Guest ebailey Posted January 27, 2010 Posted January 27, 2010 We are planning on terminating a DB plan. A question came up that I can not pin down. I get that if we have an "eligible rollover distribution" that it must be allowed to be rolled over. however the plan does not allow for lump sum distributions other than for small annuity amounts. Currently only annuitys (QJSA etc) are permitted - no lump sums - all not eligible rollover distributions as they are "series of substantially equal periodic payments over a period specified". We don't want to give everyone the option of getting a lump sum. We do want to allow people to rollover if they wish. Are we REQUIRED to allow people to rollover the lump sum "value" of their annuity? Can we allow them to? Would we have to do an "elective transfer" to permit them to rollover? Any thoughts...
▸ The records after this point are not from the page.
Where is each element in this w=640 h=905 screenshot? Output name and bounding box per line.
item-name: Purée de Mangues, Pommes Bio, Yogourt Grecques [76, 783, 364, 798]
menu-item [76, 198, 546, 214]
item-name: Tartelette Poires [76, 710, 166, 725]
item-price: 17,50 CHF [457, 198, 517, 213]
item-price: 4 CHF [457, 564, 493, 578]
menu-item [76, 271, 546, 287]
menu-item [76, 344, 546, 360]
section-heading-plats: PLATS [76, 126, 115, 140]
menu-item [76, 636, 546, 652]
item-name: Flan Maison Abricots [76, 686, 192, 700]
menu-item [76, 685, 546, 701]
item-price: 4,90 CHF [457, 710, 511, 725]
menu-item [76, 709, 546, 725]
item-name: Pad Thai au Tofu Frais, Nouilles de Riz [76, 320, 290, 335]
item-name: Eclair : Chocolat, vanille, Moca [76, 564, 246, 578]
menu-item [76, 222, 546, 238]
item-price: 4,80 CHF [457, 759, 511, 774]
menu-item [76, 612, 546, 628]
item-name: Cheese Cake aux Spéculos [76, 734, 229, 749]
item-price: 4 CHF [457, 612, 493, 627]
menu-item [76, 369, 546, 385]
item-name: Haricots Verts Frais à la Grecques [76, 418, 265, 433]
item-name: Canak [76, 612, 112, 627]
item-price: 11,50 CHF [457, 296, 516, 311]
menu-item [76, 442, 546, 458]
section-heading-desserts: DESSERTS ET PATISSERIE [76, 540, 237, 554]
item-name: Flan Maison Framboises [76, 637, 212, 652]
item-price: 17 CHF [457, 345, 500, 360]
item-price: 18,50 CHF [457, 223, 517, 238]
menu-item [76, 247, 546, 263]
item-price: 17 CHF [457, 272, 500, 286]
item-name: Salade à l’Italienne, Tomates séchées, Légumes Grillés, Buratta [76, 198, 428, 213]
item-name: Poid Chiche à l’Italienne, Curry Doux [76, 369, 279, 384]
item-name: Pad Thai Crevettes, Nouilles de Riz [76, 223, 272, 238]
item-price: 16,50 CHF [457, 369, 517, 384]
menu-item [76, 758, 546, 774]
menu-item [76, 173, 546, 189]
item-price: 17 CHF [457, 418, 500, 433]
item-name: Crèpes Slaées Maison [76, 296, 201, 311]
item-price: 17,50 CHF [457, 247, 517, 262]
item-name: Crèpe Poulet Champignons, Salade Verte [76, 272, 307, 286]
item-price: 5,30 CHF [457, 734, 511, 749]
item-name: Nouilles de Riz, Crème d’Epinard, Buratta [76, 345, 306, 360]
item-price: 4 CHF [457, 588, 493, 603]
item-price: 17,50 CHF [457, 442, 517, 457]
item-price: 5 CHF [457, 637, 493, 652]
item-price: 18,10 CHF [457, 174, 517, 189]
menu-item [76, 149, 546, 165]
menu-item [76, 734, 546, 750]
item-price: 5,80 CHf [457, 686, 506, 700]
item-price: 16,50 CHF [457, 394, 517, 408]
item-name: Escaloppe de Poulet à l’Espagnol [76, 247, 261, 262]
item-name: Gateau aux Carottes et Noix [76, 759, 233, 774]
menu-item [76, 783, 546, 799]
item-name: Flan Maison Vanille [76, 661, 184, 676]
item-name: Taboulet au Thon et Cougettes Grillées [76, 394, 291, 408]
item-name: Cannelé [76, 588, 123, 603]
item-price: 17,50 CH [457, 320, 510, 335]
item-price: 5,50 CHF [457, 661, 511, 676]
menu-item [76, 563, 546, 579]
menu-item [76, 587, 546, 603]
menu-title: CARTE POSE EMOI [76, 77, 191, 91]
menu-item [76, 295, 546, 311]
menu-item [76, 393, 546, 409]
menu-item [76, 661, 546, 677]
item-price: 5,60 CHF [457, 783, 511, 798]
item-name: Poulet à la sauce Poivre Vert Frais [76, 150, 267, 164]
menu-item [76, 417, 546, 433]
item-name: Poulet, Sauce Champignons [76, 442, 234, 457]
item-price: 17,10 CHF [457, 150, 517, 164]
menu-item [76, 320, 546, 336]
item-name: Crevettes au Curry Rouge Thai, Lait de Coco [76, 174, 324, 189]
david rigby Posted January 27, 2010 Posted January 27, 2010 The plan's termination provisions may have an alternative payment form (lump sum) that applies. If not, then the plan has to find some other way of completing the termination. What does the plan say in that case? I'm a retirement actuary. Nothing about my comments is intended or should be construed as investment, tax, legal or accounting advice. Occasionally, but not all the time, it might be reasonable to interpret my comments as actuarial or consulting advice.
Guest ebailey Posted January 27, 2010 Posted January 27, 2010 Interesting - a different option form (lump sum) only allowed if plan is to terminate. Can I do that... Any cite? The plan doesn't say anything different upon termination but we could amend it.... thanks
david rigby Posted January 27, 2010 Posted January 27, 2010 ... a different option form (lump sum) only allowed if plan is to terminate. Can I do that?It's pretty common. The plan can no longer pay monthly benefits, so it has to either pay lump sums or but an annuity. I'm a retirement actuary. Nothing about my comments is intended or should be construed as investment, tax, legal or accounting advice. Occasionally, but not all the time, it might be reasonable to interpret my comments as actuarial or consulting advice.
Guest ebailey Posted January 27, 2010 Posted January 27, 2010 Can I make it more complicated? Can I condition the lump sum on requiring a direct rollover? We don't want folks to just spend the money and lose their retirements...
rcline46 Posted January 27, 2010 Posted January 27, 2010 I don't think it works. A rollover implies there was a lump sum option. Otherwise it becomes a transfer, and the DB taint stays. This is not permitted if the next plan is a profit sharing type plan. The benefits are still subject to PBGC and other problems - I dont think this is even permitted.